Davacının önce kütüphane elemanı olarak belirsiz süreli iş sözleşmesi ile çalışırken tarafların anlaşarak yapılan işi ve sözleşmenin niteliği ile koşullarını tamamen değiştirerek iş ilişkisine belirli süreli iş sözleşmesi ile devam ettikleri anlaşılmaktadır. Diğer taraftan davalı tarafından haklı neden ispat edilemediğinden davacının bakiye süre ücreti ile kıdem tazminatına hak kazandığının belirlenmesinde bir isabetsizlik yoktur.
Ancak Borçlar Kanunu’nun 325. maddesinde, “İş sahibi işi kabulde temerrüt ederse, işçi taahhüt ettiği işi yapmaya mecbur olmaksızın mukaveledeki ücreti isteyebilir” şeklinde kurala yer verilerek işçinin kalan süre ücretini talep hakkı olduğu belirtilmiştir. 6098 sayılı Türk Borçlar Kanunu 01.07.2012 tarihinde yürürlüğe girmiş olup, 408. maddesinde işverenin işi kabuldeki temerrüdü sebebiyle işçinin iş görememesi halinde ücret hakkının olduğu açıklanmıştır. İşçinin iş görme edimini yerine getirememesi halinde yapmaktan kurtulduğu giderler ile başka bir işi yaparak kazandığı veya kasten kaçındığı yararlarının indirileceği de hükme bağlanmıştır.

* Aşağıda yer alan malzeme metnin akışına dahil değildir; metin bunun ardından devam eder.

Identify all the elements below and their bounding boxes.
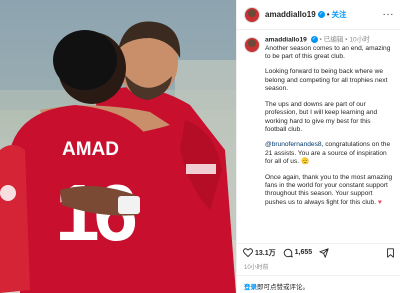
comment-button[interactable]: 1,655 — [283, 248, 313, 258]
login-prompt: 登录即可点赞或评论。 — [237, 275, 400, 293]
share-button[interactable] — [319, 247, 329, 258]
author-avatar[interactable] — [244, 6, 260, 23]
verified-badge-icon: ✓ — [317, 11, 325, 18]
post-caption: amaddiallo19 ✓ • 已编辑 • 10小时 Another seas… — [237, 30, 400, 235]
author-username[interactable]: amaddiallo19 — [265, 10, 316, 19]
more-options-icon[interactable]: ··· — [383, 9, 395, 20]
caption-text: amaddiallo19 ✓ • 已编辑 • 10小时 Another seas… — [265, 36, 393, 206]
caption-time[interactable]: 10小时 — [349, 36, 370, 43]
post-timestamp: 10小时前 — [244, 265, 269, 271]
comment-icon — [283, 248, 293, 257]
post-details-panel: amaddiallo19 ✓ • 关注 ··· amaddiallo19 ✓ •… — [236, 0, 400, 293]
jersey-name: AMAD — [62, 139, 119, 160]
action-bar: 13.1万 1,655 — [237, 243, 400, 261]
red-heart-icon: ♥ — [377, 198, 382, 206]
post-photo[interactable]: AMAD 16 — [0, 0, 236, 293]
bookmark-icon — [387, 247, 394, 258]
caption-author-avatar[interactable] — [244, 37, 260, 53]
separator-dot: • — [326, 10, 330, 19]
paper-plane-icon — [319, 247, 329, 258]
heart-outline-icon — [243, 248, 253, 257]
like-count: 13.1万 — [255, 249, 276, 257]
verified-badge-icon: ✓ — [310, 36, 318, 43]
post-header: amaddiallo19 ✓ • 关注 ··· — [237, 0, 400, 30]
caption-paragraph: @brunofernandes8, congratulations on the… — [265, 141, 391, 166]
face-emoji-icon: 🫡 — [300, 158, 310, 166]
caption-paragraph: Another season comes to an end, amazing … — [265, 44, 391, 61]
comment-count: 1,655 — [294, 249, 313, 256]
like-button[interactable]: 13.1万 — [243, 248, 276, 258]
save-button[interactable] — [386, 247, 395, 258]
follow-button[interactable]: 关注 — [332, 9, 347, 20]
caption-username[interactable]: amaddiallo19 — [265, 36, 307, 43]
caption-paragraph: Looking forward to being back where we b… — [265, 68, 388, 93]
caption-paragraph: Once again, thank you to the most amazin… — [265, 173, 393, 206]
mention-link[interactable]: @brunofernandes8 — [265, 141, 322, 148]
edited-label: 已编辑 — [323, 36, 344, 44]
caption-paragraph: The ups and downs are part of our profes… — [265, 100, 378, 133]
login-link[interactable]: 登录 — [244, 284, 257, 291]
post-photo-illustration: AMAD 16 — [0, 0, 236, 293]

Bu itibarla Borçlar Kanunu’nun 325. maddesine (6098 sayılı TBK 408) göre işçinin, sözleşme kapsamındaki işi yapmaması sebebiyle tasarruf ettiği miktar ile diğer bir işten elde ettiği gelirleri veya kazanmaktan kasten feragat ettiği şeyler kalan süreye ait ücretler toplamından indirilmelidir. Bu konuda gerekli araştırmaya gidilmeli, işçinin sözleşmenin feshinden sonraki dönem içinde başka bir işten gelir elde edip etmediği ya da iş arayıp aramadığı araştırılarak indirim yapılmalıdır.
Bu noktada öncelikle davacının hizmet cetveli getirtilerek yukarıdaki esaslara göre dava tarihinde yürürlükte bulunan Borçlar Kanunu’nun 325. maddesine göre indirim yapılması gerekip gerekmediğinin araştırılıp değerlendirilerek davacının bakiye süre ücreti hakkında hüküm kurulması gerekirken bunun yapılmaması isabetsizdir.
Sonuç:
Temyiz olunan kararın yukarıda yazılı sebeplerden BOZULMASINA, peşin alınan temyiz harcının istek halinde ilgiliye iadesine 23.01.2014 tarihinde oybirliğiyle karar verildi.